The OT, according to John (Jesus), is a book that sells fear and guilt, the NT teaches good ethics- all of it put into his mouth by his followers. Fairytales, all of it. All of the colleagues basically agree with him- it’s all nonsense, fairytales, fiction created to trick everyone. Edith, the one who is clearly Christian, is still offended, but no one really cares at this point.

He then suddenly tells them all he was simply telling a story he created. They’re all glad he’s not insane, but the one woman who is closest to him (admitted she loved him early in the film) knows he’s lying now and really is jesus. The psychiatrist they called in to see him overhears information he wasn’t supposed to hear. There’s a twist there, but I won’t give it away.

A good idea that took an anti-Christian tone out of nowhere. That turned the film into a silly, offensive mess. It sounded like the director got ahold of some Jesus Seminar material, decided he didn’t care for Christianity, then decided to make a film mocking the religion. I’ve no idea what the writer/directors were thinking, but this was just a complete joke in the end.

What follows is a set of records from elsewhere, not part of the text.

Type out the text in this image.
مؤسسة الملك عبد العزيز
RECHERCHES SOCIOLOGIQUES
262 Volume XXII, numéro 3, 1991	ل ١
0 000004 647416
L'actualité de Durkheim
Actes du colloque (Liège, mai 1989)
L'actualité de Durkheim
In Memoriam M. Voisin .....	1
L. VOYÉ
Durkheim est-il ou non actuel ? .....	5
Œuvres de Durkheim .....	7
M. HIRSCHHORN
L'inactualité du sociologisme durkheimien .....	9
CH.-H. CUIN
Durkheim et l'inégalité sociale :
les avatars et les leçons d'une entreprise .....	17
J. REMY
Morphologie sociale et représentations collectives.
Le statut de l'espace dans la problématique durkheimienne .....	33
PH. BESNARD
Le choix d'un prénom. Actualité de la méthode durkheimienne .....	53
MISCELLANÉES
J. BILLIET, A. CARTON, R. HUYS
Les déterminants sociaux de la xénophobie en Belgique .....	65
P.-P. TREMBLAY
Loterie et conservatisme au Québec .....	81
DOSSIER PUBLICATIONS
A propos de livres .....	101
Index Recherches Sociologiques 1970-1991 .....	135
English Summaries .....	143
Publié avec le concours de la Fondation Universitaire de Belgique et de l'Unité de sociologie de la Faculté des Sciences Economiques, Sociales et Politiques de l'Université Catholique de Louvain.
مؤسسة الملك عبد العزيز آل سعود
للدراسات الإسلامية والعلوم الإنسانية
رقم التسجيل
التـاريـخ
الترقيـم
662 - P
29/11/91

The bad thing- there was little to like about the film, even without the sudden turn into atheist-wet-dream-land and Christianity mocking. The way it was done, these people pondering absurd ideas he mentions about being a caveman who is 14, 000 years old is all well and good, but when he starts on Christianity, it’s like a closed-door meeting to an atheist convention. Bashing Christianity 101. It could have been pulled off well and interestingly, maybe even thought-provoking, but the tone, the way the characters suddenly acted, it just seemed like an act in mocking religion and attacking it and those who folllow it.

Biggest problem was- it just wasn’t interesting. He started with an interesting dialogue, and it felt sort of like the Fox series NEW AMSTERDAM, but it quickly got tedious and boring. Where a show like New Amsterdam takes the idea of a man being alive so long and filling it with interesting stories of the past, this movie just basically said “why is it so hard to believe?” It was a rundown of some vague historical facts then onto an extended attack on Christianity as portrayed in the Bible. The characters were semi-interesting, but none of them were really fleshed out, so that didn’t add to anything. Even without the Christianity stuff, it was still a boring movie that felt like it dragged on. If you have a one setting story where it’s all just talk, you better make sure the talk is very entertaining or else you’re screwed from the word “go.”

I’m no wimp, I can’t listen to people bash ideas I hold sacred and sometimes be entertained by it, but this was just written so poorly and handled so badly that this would have been impossible for me. In a better writer’s hand, in a tone that wasn’t so demeaning and rude, it may have been a decent flick. In the end it was sort of like a low budget Davinci’s Code without any action and all taking place in one setting.